Note the difference with full rebuilds — we don’t supply b.md to the ContentPage emitter, because b.html would not have changed; and we also avoid running the Assets emitter entirely.

Transclusions

Quartz was designed to be compatible with Obsidian markdown and so supports a feature called transclusions. A markdown file can include/transclude parts of another markdown file with the ![[file]] syntax. When a file changes, other files that transclude it should also be rebuilt.

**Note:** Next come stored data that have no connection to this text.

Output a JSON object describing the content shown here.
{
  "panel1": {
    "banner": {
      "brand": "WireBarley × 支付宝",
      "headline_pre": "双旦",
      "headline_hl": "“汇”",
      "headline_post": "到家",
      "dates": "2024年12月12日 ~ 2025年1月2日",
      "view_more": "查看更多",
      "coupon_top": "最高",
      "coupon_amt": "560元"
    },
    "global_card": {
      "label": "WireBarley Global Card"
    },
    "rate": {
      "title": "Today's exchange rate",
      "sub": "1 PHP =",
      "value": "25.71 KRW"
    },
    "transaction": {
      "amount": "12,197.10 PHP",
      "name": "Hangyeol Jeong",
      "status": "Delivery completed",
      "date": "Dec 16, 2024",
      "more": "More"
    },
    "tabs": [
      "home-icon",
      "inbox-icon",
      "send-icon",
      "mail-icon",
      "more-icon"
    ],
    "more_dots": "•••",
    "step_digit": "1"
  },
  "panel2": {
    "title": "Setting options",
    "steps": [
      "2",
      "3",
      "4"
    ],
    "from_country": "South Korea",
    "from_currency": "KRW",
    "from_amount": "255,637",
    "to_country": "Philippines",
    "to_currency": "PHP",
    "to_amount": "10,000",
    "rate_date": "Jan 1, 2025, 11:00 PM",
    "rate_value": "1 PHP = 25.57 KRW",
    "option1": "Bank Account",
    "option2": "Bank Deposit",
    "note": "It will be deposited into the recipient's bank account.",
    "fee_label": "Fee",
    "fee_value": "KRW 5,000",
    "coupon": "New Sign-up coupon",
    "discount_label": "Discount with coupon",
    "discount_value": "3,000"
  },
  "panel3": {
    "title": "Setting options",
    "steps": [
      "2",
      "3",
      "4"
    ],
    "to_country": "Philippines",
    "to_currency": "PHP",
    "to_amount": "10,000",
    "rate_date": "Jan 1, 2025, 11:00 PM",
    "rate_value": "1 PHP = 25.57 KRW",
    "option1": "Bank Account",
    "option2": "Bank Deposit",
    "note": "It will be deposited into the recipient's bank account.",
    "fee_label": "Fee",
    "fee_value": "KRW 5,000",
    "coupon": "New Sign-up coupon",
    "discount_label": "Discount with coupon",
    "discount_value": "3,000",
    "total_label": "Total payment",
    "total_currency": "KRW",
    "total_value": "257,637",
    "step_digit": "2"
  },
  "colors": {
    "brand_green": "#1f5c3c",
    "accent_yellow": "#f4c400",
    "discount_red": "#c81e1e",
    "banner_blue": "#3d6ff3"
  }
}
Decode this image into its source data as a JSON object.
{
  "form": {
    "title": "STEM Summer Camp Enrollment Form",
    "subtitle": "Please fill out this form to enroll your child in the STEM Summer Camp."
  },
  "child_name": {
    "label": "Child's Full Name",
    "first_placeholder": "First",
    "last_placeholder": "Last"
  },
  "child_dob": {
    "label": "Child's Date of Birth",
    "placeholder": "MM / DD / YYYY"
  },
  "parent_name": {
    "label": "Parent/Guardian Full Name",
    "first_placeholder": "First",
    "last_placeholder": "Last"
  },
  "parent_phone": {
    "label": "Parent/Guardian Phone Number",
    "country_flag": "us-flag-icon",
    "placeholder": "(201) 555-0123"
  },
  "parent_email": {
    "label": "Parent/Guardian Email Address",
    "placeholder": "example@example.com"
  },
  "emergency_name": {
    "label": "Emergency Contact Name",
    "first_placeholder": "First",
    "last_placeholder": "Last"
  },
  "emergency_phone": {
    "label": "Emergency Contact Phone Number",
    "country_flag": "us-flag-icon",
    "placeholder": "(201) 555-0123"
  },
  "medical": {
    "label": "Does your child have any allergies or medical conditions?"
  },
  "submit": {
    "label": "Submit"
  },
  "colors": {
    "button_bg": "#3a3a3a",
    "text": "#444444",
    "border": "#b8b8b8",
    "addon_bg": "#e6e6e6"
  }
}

We can support this by having the dependency graph also track transclusionsIn practice, Quartz does this by parsing the file’s AST and looking for links to other markdown content..

Here’s an example where a.md includes all of b.md, i.e. a depends on b.

Dependency graph with transclusion

Since a includes content from b, when b.md changes, we must also rebuild a.html. The strategy of getting the leaf node ancestors of the changed file works here as well: we will return a.md & b.md, meaning we rebuild both files to get fresh versions of a.html and b.html.

As a bonus, if we expand this search to other relative links like images, we can also ensure the page is refreshed if embedded non-markdown content is changed. Quartz didn’t support this before in full rebuild mode because it only looked for changes to markdown files.

Lastly, we also need to update the dependency graph when a file adds or removes transclusions. I’ll skip over the details since it’s not that interesting — handling this requires merging two dependency graphs in a specific way.

Benchmarking

To measure the improvement, I set up a sample repository with 100 empty markdown files. I wrote a quick benchmark script that ran Quartz in watch mode and edited one of the files 50 times, waiting for each rebuild to complete before editing the file again. Excluding the initial build, the average time for a full rebuild was 2677ms and the average time for a partial rebuild was 104ms. This is a 25x speedup, or a 96% improvement.

I ran the benchmark on an ageing laptop running Windows 10. I didn’t test for transclusions, embedded content, or long markdown files — though I’d expect the speedup to be even greater in those cases since full rebuilds would be writing even more content to disk.

IV. Endnote

If you use Quartz, you can try partial rebuilds out for local development with npx quartz build --serve --fastRebuild.